The concept of Artificial Intelligence (AI) has been around since the 1950s, but the use of AI to improve warehouse and DC operations is still in its infancy. Nevertheless, AI is expected to have a growing role in warehouse management over the next five years. This article answers the question What is Machine Learning, and is intended to help operations, engineering and IT executives understand what they need to know about this emerging technology.
How Machine Learning Relates To AI
Artificial Intelligence is a broad topic that is receiving tremendous amounts of hype, leading to abuse and misuse in marketing. According to one study, forty percent of European AI startups don’t actually use AI.
Putting aside the differences between marketing and reality, an AI expert from Carnegie Mellon University notes that “AI is a moving target.” Fifty years ago, a chess-playing computer was cutting-edge AI. Not so today.

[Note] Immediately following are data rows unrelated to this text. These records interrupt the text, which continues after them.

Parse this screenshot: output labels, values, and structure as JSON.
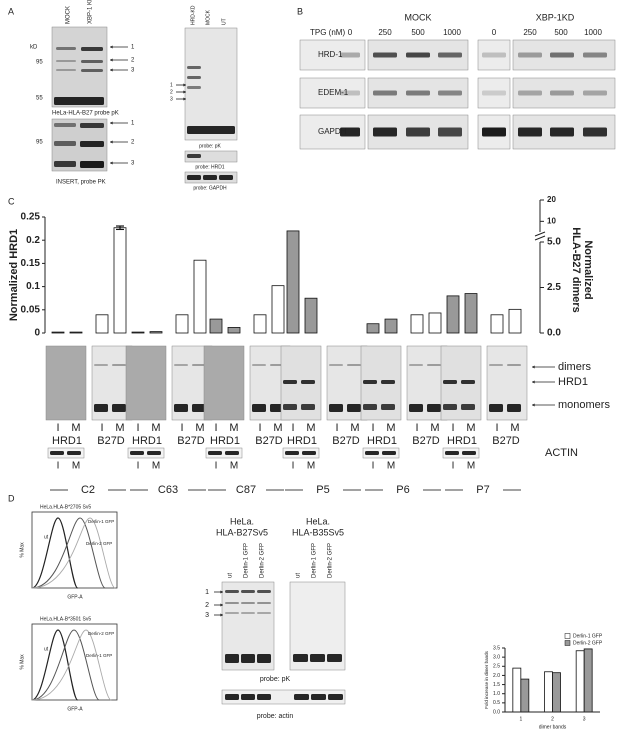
{
  "panel_a": {
    "label": "A",
    "kd": "kD",
    "lanes": [
      "MOCK",
      "XBP-1 KD"
    ],
    "markers": [
      "95",
      "55"
    ],
    "bands": [
      "1",
      "2",
      "3"
    ],
    "caption": "HeLa-HLA-B27 probe pK",
    "insert_marker": "95",
    "insert_caption": "INSERT, probe PK",
    "right_lanes": [
      "HRD-KD",
      "MOCK",
      "UT"
    ],
    "right_captions": [
      "probe: pK",
      "probe: HRD1",
      "probe: GAPDH"
    ]
  },
  "panel_b": {
    "label": "B",
    "tpg": "TPG (nM)",
    "groups": [
      "MOCK",
      "XBP-1KD"
    ],
    "doses": [
      "0",
      "250",
      "500",
      "1000"
    ],
    "rows": [
      "HRD-1",
      "EDEM-1",
      "GAPDH"
    ]
  },
  "panel_c": {
    "label": "C",
    "bands": [
      "dimers",
      "HRD1",
      "monomers"
    ],
    "lanes": [
      "I",
      "M"
    ],
    "actin": "ACTIN"
  },
  "panel_d": {
    "label": "D",
    "flow": [
      {
        "title": "HeLa.HLA-B*2705 Sv5",
        "curves": [
          "ut",
          "Derlin-1 GFP",
          "Derlin-2 GFP"
        ]
      },
      {
        "title": "HeLa.HLA-B*3501 Sv5",
        "curves": [
          "ut",
          "Derlin-2 GFP",
          "Derlin-1 GFP"
        ]
      }
    ],
    "flow_ylabel": "% Max",
    "flow_xlabel": "GFP-A",
    "blot_groups": [
      [
        "HeLa.",
        "HLA-B27Sv5"
      ],
      [
        "HeLa.",
        "HLA-B35Sv5"
      ]
    ],
    "lanes": [
      "ut",
      "Derlin-1 GFP",
      "Derlin-2 GFP"
    ],
    "bands": [
      "1",
      "2",
      "3"
    ],
    "captions": [
      "probe: pK",
      "probe: actin"
    ]
  },
  "chart_data": [
    {
      "type": "bar",
      "ylabel": "Normalized HRD1",
      "y2label": [
        "Normalized",
        "HLA-B27 dimers"
      ],
      "groups": [
        "C2",
        "C63",
        "C87",
        "P5",
        "P6",
        "P7"
      ],
      "categories": [
        "I",
        "M",
        "I",
        "M",
        "I",
        "M",
        "I",
        "M",
        "I",
        "M",
        "I",
        "M",
        "I",
        "M",
        "I",
        "M",
        "I",
        "M",
        "I",
        "M",
        "I",
        "M",
        "I",
        "M"
      ],
      "series": [
        {
          "name": "HRD1",
          "color": "#999999",
          "values": [
            0.002,
            0.002,
            null,
            null,
            0.002,
            0.003,
            null,
            null,
            0.03,
            0.012,
            null,
            null,
            0.22,
            0.075,
            null,
            null,
            0.02,
            0.03,
            null,
            null,
            0.08,
            0.085,
            null,
            null
          ]
        },
        {
          "name": "B27D",
          "color": "#ffffff",
          "axis": "y2",
          "values": [
            null,
            null,
            1.0,
            7,
            null,
            null,
            1.0,
            4.0,
            null,
            null,
            1.0,
            2.6,
            null,
            null,
            null,
            null,
            null,
            null,
            1.0,
            1.1,
            null,
            null,
            1.0,
            1.3
          ],
          "errors": [
            null,
            null,
            null,
            0.8,
            null,
            null,
            null,
            null,
            null,
            null,
            null,
            null,
            null,
            null,
            null,
            null,
            null,
            null,
            null,
            null,
            null,
            null,
            null,
            null
          ]
        }
      ],
      "ylim": [
        0,
        0.25
      ],
      "yticks": [
        0,
        0.05,
        0.1,
        0.15,
        0.2,
        0.25
      ],
      "y2lim": [
        0,
        20
      ],
      "y2break": 5,
      "y2ticks": [
        {
          "value": 0,
          "label": "0.0"
        },
        2.5,
        {
          "value": 5,
          "label": "5.0"
        },
        10,
        20
      ]
    },
    {
      "type": "bar",
      "categories": [
        "1",
        "2",
        "3"
      ],
      "series": [
        {
          "name": "Derlin-1 GFP",
          "color": "#ffffff",
          "values": [
            2.4,
            2.2,
            3.35
          ]
        },
        {
          "name": "Derlin-2 GFP",
          "color": "#999999",
          "values": [
            1.8,
            2.15,
            3.45
          ]
        }
      ],
      "ylim": [
        0,
        3.5
      ],
      "yticks": [
        {
          "value": 0,
          "label": "0.0"
        },
        0.5,
        {
          "value": 1,
          "label": "1.0"
        },
        1.5,
        {
          "value": 2,
          "label": "2.0"
        },
        2.5,
        {
          "value": 3,
          "label": "3.0"
        },
        3.5
      ],
      "ylabel": "Fold increase in dimer bands",
      "xlabel": "dimer bands",
      "legend": "upper left"
    }
  ]
}
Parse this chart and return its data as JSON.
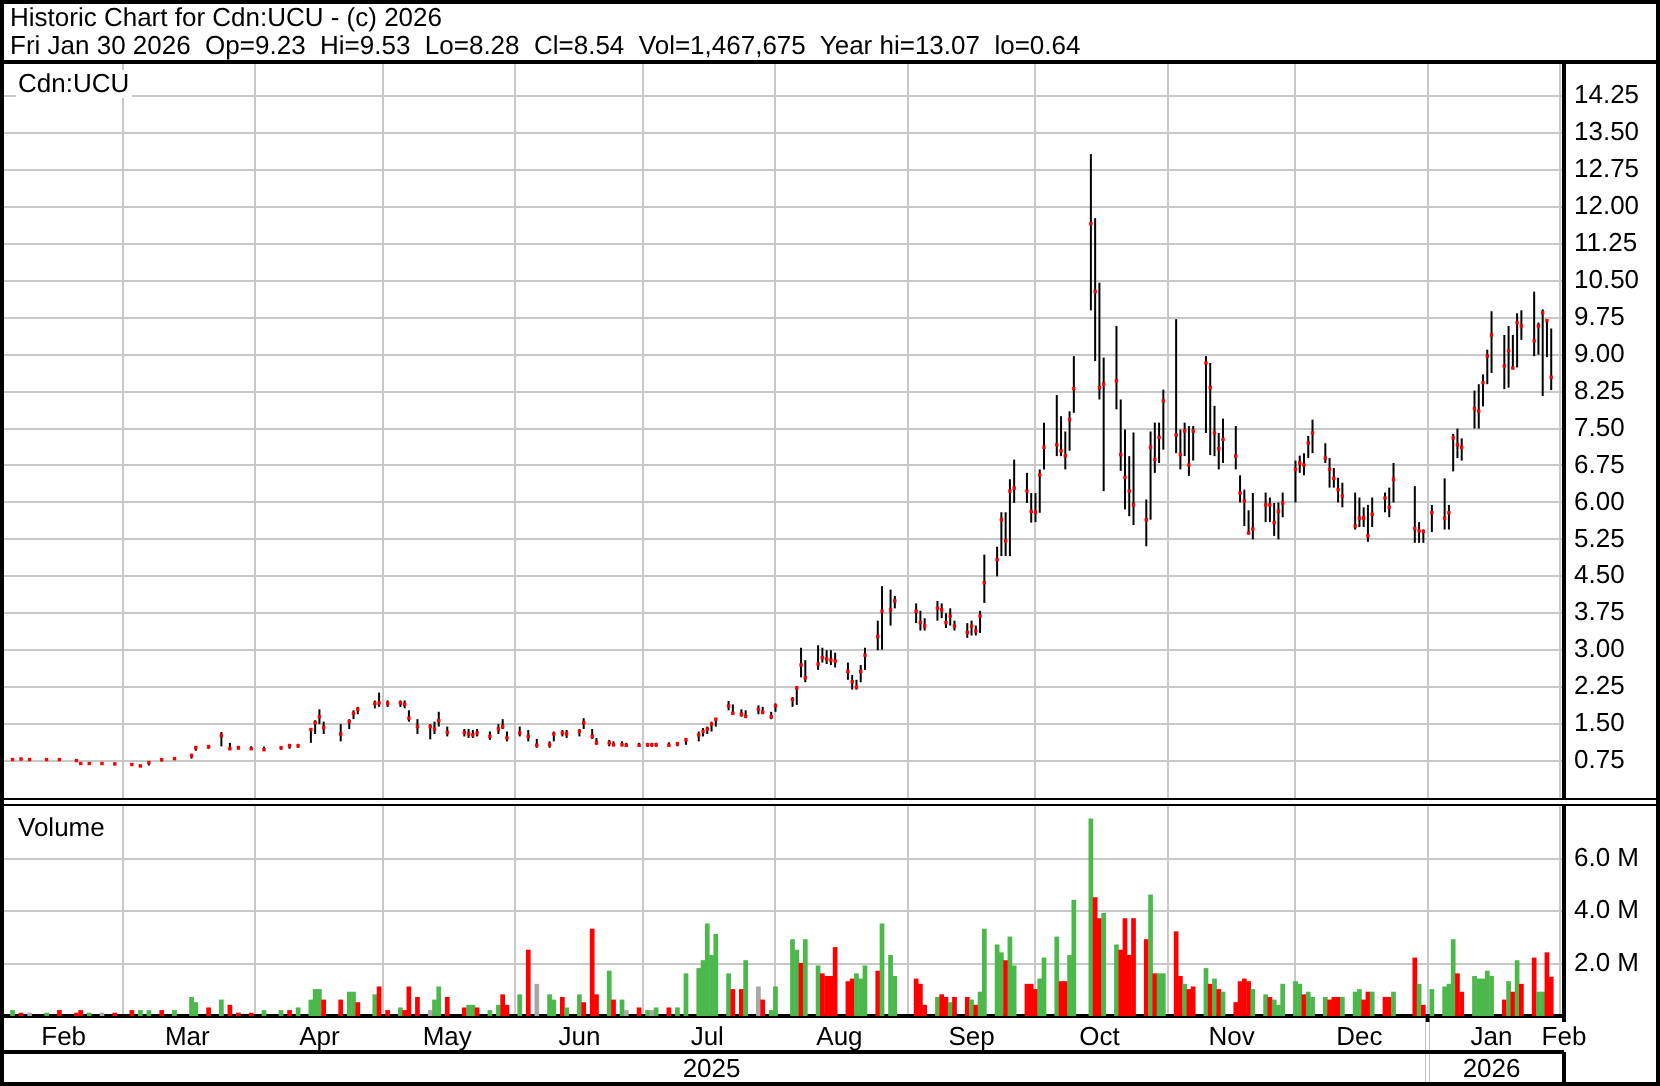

Most of today’s cutting-edge applications of AI use machine learning, a form of AI in which learning algorithms are applied to large sets of data to create predictive models relating to specific business outcomes. Popular machine learning techniques include deep learning and deep neural networks – when you hear those terms, think “machine learning.”
How Is ML Different?
The thing that makes machine learning so compelling is that the ML models are not developed or maintained by teams of engineers and ML systems do not require explicit programming.
An example of explicit programming is software code that follows specific steps to determine what move to make on a chess board, or how to calculate the time it should take to perform a given activity. ML systems apply algorithms to existing data to come up with their models and answers.
Machine learning is widely used for things like facial recognition, speech recognition and email spam detection. It is also used for tasks like video suggestions on Netflix, or shopping suggestions on Amazon. In the supply chain space, ML is being used in multi-site inventory planning by predicting consumer demand. And robotics systems use machine learning to master complex tasks like navigating a warehouse.
Machine Learning Needs The Right Data
Machine learning requires large amounts of fine-grained data and tremendous amounts of computing power to process the data. But it’s not just about having lots of data.
To be effective, ML requires the right data for the questions it is intended to answer. For DC applications, that data would not usually be found in enterprise software systems that capture general transaction data, such as an ERP or WMS.
Instead, ML relies on streams of fine-grained data that is often associated with IoT (the Internet of Things) devices. IoT refers to interconnected machines (conveyors or sorters with sensors, etc.) and mobile devices that collect and share massive amounts of real-time data. For example, mobile devices used in RF or voice picking applications often collect time-stamped data about every user interaction with the system in addition to other data. In the past, some of this data may have been used for short term purposes (debugging, training, etc.), but it was not usually collected or saved for other uses. The data had no value beyond those immediate needs. But machine learning changes that by automatically discerning patterns and finding meaningful information buried in the wealth of IoT data that many DCs already have.